New research published in the journal Anesthesiology provides fresh insights into how volatile anesthetics affect the central nervous system. Although anesthesia has been practiced for nearly 75 years, the precise cellular mechanisms driving anesthetic responses have remained ambiguous. Recent reports suggest mitochondria have a key role in the process, but prior research has only studied this connection in neurons. Now, researchers argue that astrocytes are also important, particularly when it comes to emergence from anesthesia.
To reach this conclusion, the team produced a novel knockout mouse lacking the mitochondrial complex I gene known as Ndufs4. In the model, gene knockout is induced only in astrocytes of adult animals – the other cell types comprising the central nervous system retain functional copes of the gene. The result is astrocyte-specific mitochondrial dysfunction.

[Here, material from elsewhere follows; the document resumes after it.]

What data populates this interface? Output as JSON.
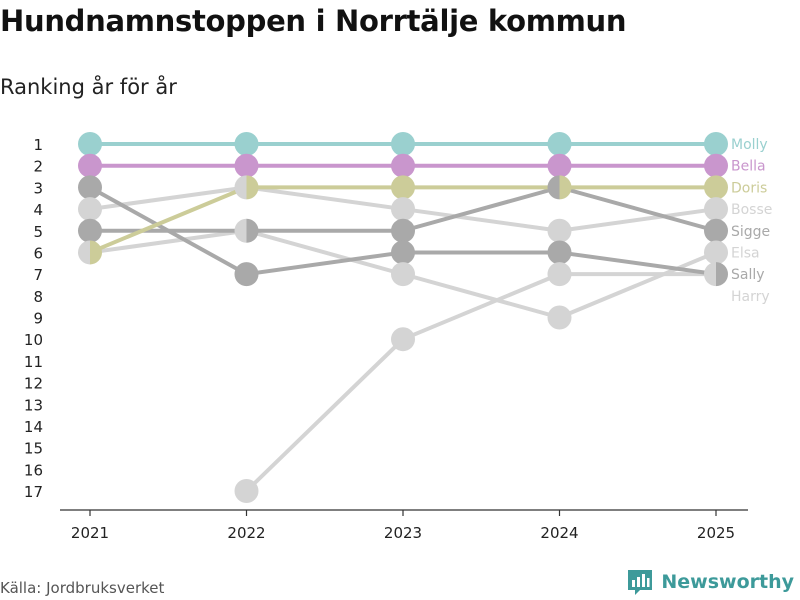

To look at the role of this dysfunction in the anesthetic response, the researchers measured anesthetic sensitivity in both knockout mice and their wild-type counterparts. The mice were exposed to either isoflurane or halothane, and two different anesthetic endpoints were measured: loss of righting reflex and response to a tail clamp. These endpoints model different facets of the human anesthetic response: the response to tail clamp is mediated by the spinal cord with supraspinal modification, whereas the loss of righting reflex is likely mediated by interactions between the brainstem and thalamocortical pathways.

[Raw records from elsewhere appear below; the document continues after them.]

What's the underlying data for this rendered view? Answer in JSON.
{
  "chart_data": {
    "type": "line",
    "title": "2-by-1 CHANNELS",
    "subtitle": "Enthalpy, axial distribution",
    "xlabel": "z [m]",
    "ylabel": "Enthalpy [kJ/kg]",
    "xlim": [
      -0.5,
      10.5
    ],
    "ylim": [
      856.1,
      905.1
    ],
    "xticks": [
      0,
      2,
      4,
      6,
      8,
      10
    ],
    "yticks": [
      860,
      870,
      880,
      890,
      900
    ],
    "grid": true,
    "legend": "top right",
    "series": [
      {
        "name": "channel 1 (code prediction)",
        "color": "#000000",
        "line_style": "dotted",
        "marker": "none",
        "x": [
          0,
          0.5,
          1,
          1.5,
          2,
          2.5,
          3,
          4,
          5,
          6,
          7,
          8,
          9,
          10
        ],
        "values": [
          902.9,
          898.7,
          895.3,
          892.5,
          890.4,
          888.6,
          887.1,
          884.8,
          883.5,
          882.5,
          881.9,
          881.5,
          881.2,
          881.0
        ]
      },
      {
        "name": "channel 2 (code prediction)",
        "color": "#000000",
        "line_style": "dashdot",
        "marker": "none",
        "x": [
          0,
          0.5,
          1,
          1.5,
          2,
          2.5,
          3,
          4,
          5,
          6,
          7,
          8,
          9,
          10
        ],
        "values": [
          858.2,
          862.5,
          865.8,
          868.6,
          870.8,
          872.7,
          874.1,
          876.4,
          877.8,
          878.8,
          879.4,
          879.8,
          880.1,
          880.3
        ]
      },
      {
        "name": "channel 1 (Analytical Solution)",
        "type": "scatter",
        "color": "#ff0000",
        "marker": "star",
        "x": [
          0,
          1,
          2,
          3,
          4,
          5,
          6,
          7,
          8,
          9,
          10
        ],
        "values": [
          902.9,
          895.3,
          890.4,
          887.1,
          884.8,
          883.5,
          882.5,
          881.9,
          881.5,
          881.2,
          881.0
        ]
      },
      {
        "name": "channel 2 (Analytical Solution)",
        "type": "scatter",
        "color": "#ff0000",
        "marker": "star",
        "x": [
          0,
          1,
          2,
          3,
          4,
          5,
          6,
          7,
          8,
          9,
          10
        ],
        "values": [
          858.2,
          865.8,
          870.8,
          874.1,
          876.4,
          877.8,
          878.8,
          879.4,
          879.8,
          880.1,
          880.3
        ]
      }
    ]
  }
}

Interestingly, no differences were observed between mice for the induction concentrations of either anesthetic. But a lower emergence concentration was required for mice with NDUFS4-deficient astrocytes for both anesthetics and both endpoints. These results suggest that an astrocyte-specific mechanism is necessary for regaining consciousness.
One explanation is that inhibiting astrocyte mitochondria blocks key signaling events or metabolic pathways in these cells. This could make it tough for the cells to regain excitatory synaptic function––until anesthetic concentrations are lowered enough for mitochondria to become active again.
Translating these findings to the clinical setting remains tricky. The researchers aren’t sure exactly how Ndufs4 knockout impacts astrocytic function. It’s also not clear whether loss of the gene affects other critical pathways in the brain. But the results do strongly support the critical role of astrocytes in restoring consciousness after anesthesia.